DBF: Dynamic Belief Fusion for Combining Multiple Object Detectors
This work addresses the challenge of improving object detection accuracy for computer vision applications by fusing multiple detector outputs, representing an incremental advance in score-level fusion techniques.
The paper tackles the problem of combining outputs from multiple object detectors by proposing Dynamic Belief Fusion (DBF), which estimates ambiguity in detection scores and fuses probabilities using Dempster's rule, resulting in significantly higher detection accuracy on ARL, PASCAL VOC 07, and 12 datasets compared to baseline fusion methods and individual detectors.

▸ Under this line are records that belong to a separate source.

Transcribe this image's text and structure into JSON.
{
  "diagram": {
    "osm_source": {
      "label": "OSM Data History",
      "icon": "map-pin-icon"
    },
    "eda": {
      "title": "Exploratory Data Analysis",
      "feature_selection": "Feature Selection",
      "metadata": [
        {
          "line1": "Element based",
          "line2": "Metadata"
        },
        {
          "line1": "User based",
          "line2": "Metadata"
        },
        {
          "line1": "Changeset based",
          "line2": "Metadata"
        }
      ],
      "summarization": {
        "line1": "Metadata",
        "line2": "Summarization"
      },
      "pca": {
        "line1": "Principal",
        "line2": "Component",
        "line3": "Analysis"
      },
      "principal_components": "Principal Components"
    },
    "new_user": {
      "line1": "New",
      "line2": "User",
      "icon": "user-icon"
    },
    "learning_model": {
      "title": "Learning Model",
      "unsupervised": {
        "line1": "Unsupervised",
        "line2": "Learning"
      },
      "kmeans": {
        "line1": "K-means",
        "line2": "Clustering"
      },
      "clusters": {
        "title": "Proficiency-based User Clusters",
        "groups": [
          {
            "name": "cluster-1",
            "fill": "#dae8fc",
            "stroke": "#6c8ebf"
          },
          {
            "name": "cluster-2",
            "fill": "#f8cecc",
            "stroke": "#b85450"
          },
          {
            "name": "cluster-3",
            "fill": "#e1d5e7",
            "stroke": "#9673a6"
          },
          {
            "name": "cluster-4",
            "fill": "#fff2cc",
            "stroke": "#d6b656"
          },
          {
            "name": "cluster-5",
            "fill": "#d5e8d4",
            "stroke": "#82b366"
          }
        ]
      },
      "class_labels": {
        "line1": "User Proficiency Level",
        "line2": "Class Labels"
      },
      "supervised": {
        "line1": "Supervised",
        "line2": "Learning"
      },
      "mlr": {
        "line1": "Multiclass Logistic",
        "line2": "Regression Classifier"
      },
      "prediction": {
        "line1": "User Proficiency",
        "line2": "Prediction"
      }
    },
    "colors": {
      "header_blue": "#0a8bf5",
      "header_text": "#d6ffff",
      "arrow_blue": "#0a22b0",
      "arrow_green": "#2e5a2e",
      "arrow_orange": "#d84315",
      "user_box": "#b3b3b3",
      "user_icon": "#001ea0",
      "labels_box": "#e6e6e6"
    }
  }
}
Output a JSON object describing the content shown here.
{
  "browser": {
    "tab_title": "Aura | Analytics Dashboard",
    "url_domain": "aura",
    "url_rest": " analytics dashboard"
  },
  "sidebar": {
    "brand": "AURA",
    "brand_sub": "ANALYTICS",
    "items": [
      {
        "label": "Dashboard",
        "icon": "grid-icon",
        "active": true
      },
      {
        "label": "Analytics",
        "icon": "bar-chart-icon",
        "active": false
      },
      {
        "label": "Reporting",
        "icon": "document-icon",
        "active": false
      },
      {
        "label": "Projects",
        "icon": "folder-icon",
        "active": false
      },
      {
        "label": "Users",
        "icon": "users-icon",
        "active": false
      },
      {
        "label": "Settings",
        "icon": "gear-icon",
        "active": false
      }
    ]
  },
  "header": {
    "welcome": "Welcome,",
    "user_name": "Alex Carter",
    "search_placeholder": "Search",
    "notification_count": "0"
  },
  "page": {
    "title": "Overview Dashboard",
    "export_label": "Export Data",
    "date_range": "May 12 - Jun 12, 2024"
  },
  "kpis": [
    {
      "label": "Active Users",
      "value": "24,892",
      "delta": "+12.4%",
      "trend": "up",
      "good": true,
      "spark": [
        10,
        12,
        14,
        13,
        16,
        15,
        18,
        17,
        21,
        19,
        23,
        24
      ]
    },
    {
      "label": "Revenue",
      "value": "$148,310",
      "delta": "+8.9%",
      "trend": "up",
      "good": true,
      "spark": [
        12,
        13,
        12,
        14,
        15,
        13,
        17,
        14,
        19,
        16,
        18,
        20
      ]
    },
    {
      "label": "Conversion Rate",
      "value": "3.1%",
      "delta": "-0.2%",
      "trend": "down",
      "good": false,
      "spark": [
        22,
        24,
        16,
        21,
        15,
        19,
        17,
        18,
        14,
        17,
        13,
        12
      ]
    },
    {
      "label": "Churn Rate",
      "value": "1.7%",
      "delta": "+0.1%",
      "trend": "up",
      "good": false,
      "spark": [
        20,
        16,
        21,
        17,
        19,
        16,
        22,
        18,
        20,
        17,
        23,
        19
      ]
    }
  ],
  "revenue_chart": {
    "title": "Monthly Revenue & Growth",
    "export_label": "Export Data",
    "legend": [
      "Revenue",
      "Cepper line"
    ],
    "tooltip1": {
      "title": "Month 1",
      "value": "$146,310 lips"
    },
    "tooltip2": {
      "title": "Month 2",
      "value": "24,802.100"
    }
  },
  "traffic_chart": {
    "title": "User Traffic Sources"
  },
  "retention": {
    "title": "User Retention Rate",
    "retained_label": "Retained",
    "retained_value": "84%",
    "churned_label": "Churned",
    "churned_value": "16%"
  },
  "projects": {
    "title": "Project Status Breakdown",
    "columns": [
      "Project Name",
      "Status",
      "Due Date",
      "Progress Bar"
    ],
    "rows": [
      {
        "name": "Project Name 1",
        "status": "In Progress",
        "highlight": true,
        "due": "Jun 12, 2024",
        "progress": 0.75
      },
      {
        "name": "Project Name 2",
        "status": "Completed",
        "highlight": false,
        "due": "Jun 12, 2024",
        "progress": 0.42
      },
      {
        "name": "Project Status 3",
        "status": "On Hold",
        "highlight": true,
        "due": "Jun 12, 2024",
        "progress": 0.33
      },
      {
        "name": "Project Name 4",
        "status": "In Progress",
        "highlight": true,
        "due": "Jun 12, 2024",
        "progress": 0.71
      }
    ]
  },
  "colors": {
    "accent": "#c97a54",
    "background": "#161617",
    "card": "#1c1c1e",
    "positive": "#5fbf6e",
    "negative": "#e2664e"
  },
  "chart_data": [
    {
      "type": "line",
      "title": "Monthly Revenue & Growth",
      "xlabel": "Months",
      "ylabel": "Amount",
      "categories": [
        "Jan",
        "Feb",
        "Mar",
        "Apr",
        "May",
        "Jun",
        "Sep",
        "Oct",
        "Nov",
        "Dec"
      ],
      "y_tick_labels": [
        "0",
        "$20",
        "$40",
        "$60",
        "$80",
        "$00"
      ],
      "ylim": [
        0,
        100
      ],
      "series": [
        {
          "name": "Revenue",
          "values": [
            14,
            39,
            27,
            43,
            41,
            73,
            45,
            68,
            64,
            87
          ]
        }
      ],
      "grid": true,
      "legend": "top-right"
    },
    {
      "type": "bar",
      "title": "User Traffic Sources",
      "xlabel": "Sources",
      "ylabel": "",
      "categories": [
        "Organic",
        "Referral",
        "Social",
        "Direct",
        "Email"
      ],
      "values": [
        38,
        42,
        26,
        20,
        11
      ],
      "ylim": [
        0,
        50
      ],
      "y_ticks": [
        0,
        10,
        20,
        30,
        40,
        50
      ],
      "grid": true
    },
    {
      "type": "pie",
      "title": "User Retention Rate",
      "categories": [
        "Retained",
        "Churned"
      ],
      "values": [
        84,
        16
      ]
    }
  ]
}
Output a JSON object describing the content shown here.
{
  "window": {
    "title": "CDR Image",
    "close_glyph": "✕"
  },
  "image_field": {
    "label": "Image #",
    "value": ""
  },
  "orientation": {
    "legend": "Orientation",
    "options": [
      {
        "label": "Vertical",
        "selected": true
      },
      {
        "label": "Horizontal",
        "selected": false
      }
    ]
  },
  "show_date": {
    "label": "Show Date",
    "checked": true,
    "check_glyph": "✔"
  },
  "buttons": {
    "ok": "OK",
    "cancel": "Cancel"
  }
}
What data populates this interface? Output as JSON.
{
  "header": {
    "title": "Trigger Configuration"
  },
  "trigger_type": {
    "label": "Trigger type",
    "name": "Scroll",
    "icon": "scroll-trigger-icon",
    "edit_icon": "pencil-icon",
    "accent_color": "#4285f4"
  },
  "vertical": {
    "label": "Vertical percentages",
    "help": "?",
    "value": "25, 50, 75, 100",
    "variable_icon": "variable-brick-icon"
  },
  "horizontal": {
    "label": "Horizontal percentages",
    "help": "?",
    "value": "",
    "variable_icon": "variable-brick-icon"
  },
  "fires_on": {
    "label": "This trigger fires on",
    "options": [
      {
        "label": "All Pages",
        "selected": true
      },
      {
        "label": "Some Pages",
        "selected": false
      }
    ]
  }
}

In this paper, we propose a novel and highly practical score-level fusion approach called dynamic belief fusion (DBF) that directly integrates inference scores of individual detections from multiple object detection methods. To effectively integrate the individual outputs of multiple detectors, the level of ambiguity in each detection score is estimated using a confidence model built on a precision-recall relationship of the corresponding detector. For each detector output, DBF then calculates the probabilities of three hypotheses (target, non-target, and intermediate state (target or non-target)) based on the confidence level of the detection score conditioned on the prior confidence model of individual detectors, which is referred to as basic probability assignment. The probability distributions over three hypotheses of all the detectors are optimally fused via the Dempster's combination rule. Experiments on the ARL, PASCAL VOC 07, and 12 datasets show that the detection accuracy of the DBF is significantly higher than any of the baseline fusion approaches as well as individual detectors used for the fusion.